Abstract

In the Sahel, wind erosion increases the vulnerability of sandy soil through the removal of the finest and most fertile fraction of the soil, including nutrients, potentially limiting vegetation development. To provide experimental evidence of the role of different land uses on wind erosion, measurements of horizontal sand fluxes and associated meteorological parameters were taken for four years in Kilakina (southeast of Niger), where large rangeland surfaces coexist with cultivated surfaces and moving dunes in a typical Sahelian semiarid regime (average annual precipitation in the order of ±300 mm yr−1).

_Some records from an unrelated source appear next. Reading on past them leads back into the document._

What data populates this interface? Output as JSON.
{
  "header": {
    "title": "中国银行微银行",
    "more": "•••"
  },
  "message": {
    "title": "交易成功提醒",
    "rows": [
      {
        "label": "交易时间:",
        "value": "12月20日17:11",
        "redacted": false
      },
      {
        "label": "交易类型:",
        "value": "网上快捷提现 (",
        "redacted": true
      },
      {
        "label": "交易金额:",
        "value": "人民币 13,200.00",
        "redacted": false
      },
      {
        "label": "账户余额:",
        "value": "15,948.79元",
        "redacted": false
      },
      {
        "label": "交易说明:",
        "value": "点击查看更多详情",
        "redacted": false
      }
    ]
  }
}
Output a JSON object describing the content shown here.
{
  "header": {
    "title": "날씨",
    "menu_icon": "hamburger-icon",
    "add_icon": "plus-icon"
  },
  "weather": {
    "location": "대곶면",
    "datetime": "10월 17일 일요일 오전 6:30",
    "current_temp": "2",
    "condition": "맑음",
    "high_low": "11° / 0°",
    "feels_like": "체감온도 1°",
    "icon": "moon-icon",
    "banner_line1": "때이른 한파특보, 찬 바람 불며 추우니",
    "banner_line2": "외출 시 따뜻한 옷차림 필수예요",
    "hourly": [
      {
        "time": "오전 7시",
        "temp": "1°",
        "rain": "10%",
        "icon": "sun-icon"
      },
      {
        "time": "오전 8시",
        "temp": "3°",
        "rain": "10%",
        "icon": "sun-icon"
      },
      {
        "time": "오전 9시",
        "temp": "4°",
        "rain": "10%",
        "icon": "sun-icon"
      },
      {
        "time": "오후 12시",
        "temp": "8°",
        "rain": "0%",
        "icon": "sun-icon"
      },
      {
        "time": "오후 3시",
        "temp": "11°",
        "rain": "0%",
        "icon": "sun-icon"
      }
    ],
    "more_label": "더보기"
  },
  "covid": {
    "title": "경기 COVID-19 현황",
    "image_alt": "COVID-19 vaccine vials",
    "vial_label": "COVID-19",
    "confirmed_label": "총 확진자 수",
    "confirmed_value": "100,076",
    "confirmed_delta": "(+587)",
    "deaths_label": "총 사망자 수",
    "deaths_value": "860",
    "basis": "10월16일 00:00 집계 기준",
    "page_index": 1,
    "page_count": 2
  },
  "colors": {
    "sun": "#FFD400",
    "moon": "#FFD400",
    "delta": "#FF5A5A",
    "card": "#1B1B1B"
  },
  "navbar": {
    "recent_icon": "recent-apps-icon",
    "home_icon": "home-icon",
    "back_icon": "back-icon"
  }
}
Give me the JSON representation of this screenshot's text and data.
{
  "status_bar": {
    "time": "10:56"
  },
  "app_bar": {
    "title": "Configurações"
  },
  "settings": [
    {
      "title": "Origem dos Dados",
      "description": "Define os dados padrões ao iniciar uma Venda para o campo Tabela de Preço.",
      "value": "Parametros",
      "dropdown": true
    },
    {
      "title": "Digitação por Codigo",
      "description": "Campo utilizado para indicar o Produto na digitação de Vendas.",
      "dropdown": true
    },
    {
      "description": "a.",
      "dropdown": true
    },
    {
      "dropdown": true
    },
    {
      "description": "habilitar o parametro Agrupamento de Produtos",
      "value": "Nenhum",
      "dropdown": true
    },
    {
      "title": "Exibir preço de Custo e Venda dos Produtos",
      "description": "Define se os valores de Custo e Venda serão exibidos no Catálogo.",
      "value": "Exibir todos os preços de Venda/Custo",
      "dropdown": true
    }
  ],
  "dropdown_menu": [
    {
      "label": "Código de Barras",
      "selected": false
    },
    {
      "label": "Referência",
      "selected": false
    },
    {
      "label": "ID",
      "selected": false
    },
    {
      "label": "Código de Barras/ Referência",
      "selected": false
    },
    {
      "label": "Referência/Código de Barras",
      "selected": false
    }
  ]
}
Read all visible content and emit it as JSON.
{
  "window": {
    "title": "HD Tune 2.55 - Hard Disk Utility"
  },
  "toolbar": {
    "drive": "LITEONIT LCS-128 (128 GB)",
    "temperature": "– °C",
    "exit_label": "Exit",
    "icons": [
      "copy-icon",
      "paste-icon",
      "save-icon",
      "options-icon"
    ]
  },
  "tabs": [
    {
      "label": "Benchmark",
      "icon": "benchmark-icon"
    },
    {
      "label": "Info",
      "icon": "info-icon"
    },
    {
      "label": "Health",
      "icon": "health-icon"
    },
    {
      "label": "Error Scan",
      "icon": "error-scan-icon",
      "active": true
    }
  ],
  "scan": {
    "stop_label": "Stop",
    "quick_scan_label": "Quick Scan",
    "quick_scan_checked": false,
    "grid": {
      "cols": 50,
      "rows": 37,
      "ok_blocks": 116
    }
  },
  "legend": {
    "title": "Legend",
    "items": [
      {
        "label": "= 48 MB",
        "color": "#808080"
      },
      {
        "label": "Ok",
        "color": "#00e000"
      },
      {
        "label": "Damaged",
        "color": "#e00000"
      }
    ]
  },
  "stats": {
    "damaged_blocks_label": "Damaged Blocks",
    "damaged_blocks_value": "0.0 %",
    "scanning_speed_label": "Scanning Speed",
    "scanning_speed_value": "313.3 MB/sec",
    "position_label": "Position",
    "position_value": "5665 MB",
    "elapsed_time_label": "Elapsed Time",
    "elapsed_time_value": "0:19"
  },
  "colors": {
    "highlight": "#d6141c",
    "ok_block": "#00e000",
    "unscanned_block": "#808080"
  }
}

The horizontal sand fluxes were monitored using BSNE sediment traps on the three sandy surfaces representative of the main land uses in the region: a cultivated field, a pastured land and a mobile dune. In addition, a meteorological station was installed to monitor the wind speed and direction and rainfall.Saltation flux on the bare mobile dune appeared to be an excellent proxy for wind erosivity in this region. The mobile dune produced saltation fluxes 2 to 40 times higher than the cultivated field and the rangeland. The annual fluxes on the dune varied from 2000 to 6000 kg m−1 due to the variability of the winds from year to year. The sediment fluxes are higher in the millet field than those on the pastured land due to a larger fraction of bare surface compared to the relatively homogeneous grass cover that exists on pastured surfaces. The vegetation produced in a given year affects the wind erosion of the following year through the effect of dry vegetation and litter cover. These results highlight the sensitivity of wind erosion to dry vegetation, even for low cover rates. This outcome suggests that any agricultural practice that decreases dry vegetation cover, such as the uptake of vegetation residues from the fields and the pastured land, has a strong impact on wind erosion. Wind erosion in East Niger can be higher during the Harmattan season than during the monsoon season, while similar measurements in West Niger showed that saltation fluxes were higher during the monsoon season. This outcome suggests that the intensity of the Harmattan surface winds could decrease from east to west. In addition to land use changes, the regional pattern of the surface winds and its future evolution clearly deserve further investigation based on relevant long-term in situ measurements.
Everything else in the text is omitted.